Monday’s move highlighted how sensitive Indian equities remain to crude oil swings and West Asia-linked geopolitics. A modest drop in Brent, combined with signs of diplomatic engagement between the US and Iran, was enough to improve risk appetite and pull benchmarks higher. The session also showed the importance of domestic institutional participation when foreign flows are mixed, with the article noting domestic buying offsetting renewed foreign selling. The focus on heavyweight-led gains indicates that index direction can hinge on a handful of large constituents during uncertain phases. And while the market recovered, the tone remained cautious, reflecting that investors were reacting to cues rather than pricing in a resolved outcome.

Conclusion

Indian equities closed higher on June 22, 2026, with the Sensex up 291.17 points and the Nifty 50 up 89.80 points as Brent crude eased to $19.23 per barrel and global sentiment improved on US-Iran diplomacy headlines. The rebound added about ₹276,000 crore to investor wealth, supported by buying in large stocks including Reliance Industries and HDFC Bank, alongside gains across key sectors. Markets will continue to track crude prices and developments in the US-Iran talks, especially after the mentioned roadmap aiming for a final agreement within 60 days.
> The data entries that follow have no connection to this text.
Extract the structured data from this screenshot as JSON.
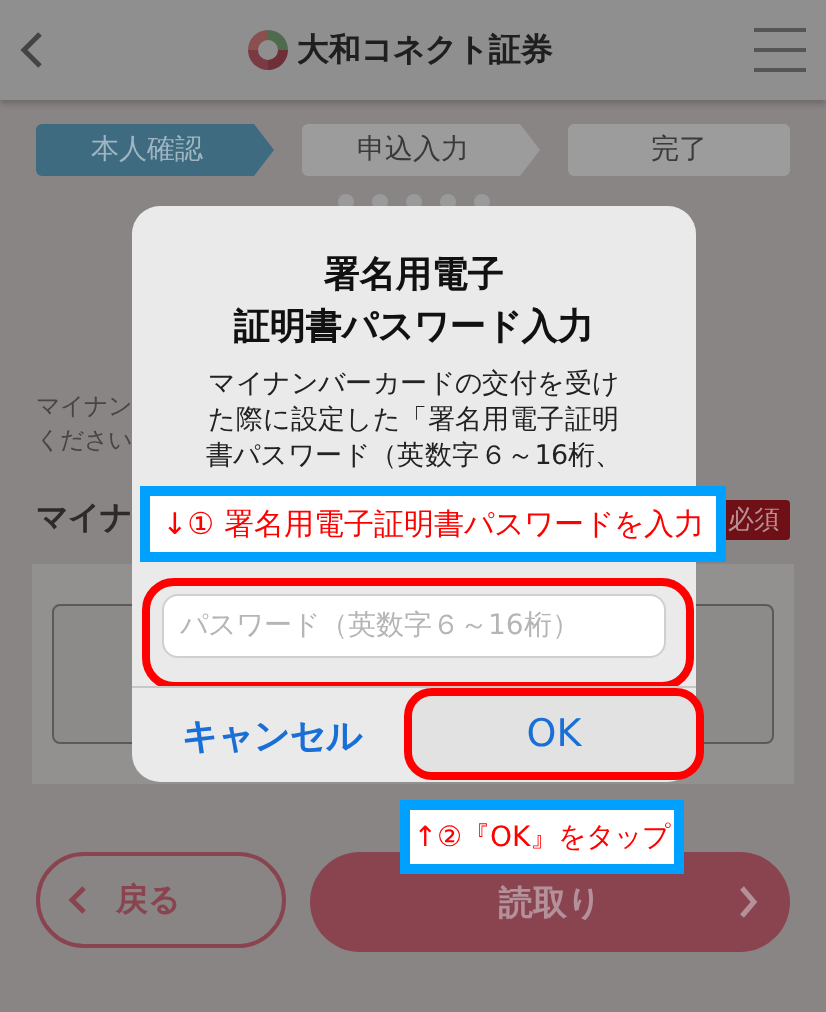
{
  "header": {
    "logo_text": "大和コネクト証券"
  },
  "steps": [
    {
      "label": "本人確認",
      "selected": true
    },
    {
      "label": "申込入力",
      "selected": false
    },
    {
      "label": "完了",
      "selected": false
    }
  ],
  "page": {
    "lines": [
      "マイナン",
      "ください"
    ],
    "heading": "マイナ",
    "required_badge": "必須"
  },
  "footer_buttons": {
    "back": "戻る",
    "read": "読取り"
  },
  "dialog": {
    "title_lines": [
      "署名用電子",
      "証明書パスワード入力"
    ],
    "description_lines": [
      "マイナンバーカードの交付を受け",
      "た際に設定した「署名用電子証明",
      "書パスワード（英数字６～16桁、"
    ],
    "placeholder": "パスワード（英数字６～16桁）",
    "cancel": "キャンセル",
    "ok": "OK"
  },
  "annotations": [
    {
      "text": "↓① 署名用電子証明書パスワードを入力"
    },
    {
      "text": "↑②『OK』をタップ"
    }
  ]
}
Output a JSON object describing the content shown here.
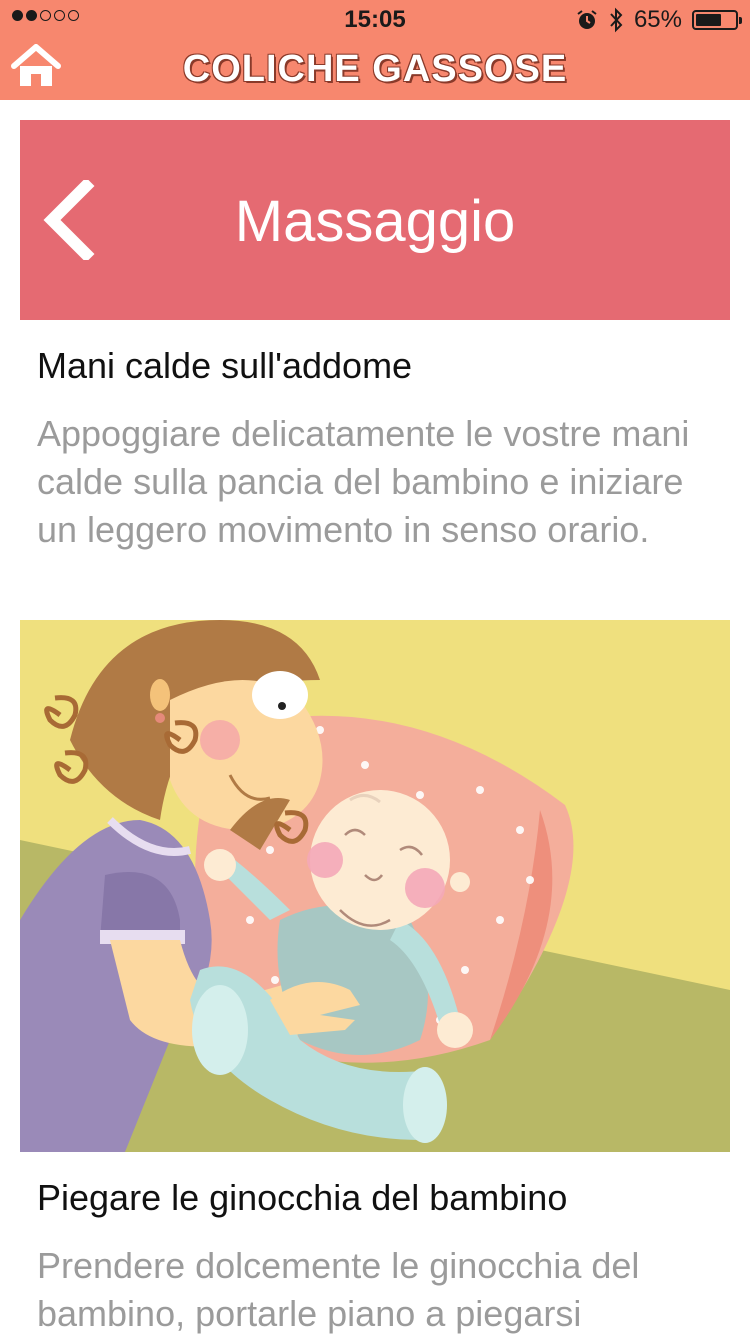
{
  "status": {
    "time": "15:05",
    "battery": "65%",
    "battery_level": 0.65,
    "icons": [
      "alarm-icon",
      "bluetooth-icon",
      "battery-icon"
    ]
  },
  "header": {
    "title": "COLICHE GASSOSE",
    "home_icon": "home-icon"
  },
  "section": {
    "title": "Massaggio",
    "back_icon": "chevron-left-icon"
  },
  "steps": [
    {
      "title": "Mani calde sull'addome",
      "description": "Appoggiare delicatamente le vostre mani calde sulla pancia del bambino e iniziare un leggero movimento in senso orario."
    },
    {
      "title": "Piegare le ginocchia del bambino",
      "description": "Prendere dolcemente le ginocchia del bambino, portarle piano a piegarsi"
    }
  ],
  "colors": {
    "header": "#f7876e",
    "banner": "#e56a72",
    "title_text": "#111111",
    "desc_text": "#9b9b9b"
  }
}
Frequently Asked Questions

They rose as Brent crude slipped to $79.23 per barrel and global sentiment improved on constructive signals from the first round of US-Iran negotiations, alongside selective heavyweight buying.
Sensex closed at 77,094.07, up 291.17 points (0.38%). Nifty 50 ended at 24,102.90, up 89.80 points (0.37%).
Lower Brent crude, which fell below $80 per barrel, was seen as positive for India by easing the import bill and inflation concerns, supporting risk appetite in equities.
The report stated investor wealth increased by ₹2.76 lakh crore, which is about ₹276,000 crore.
Buying was reported in selected oil and gas, banking, and pharmaceutical stocks, with Reliance Industries, HDFC Bank, and major IT firms mentioned as key supports.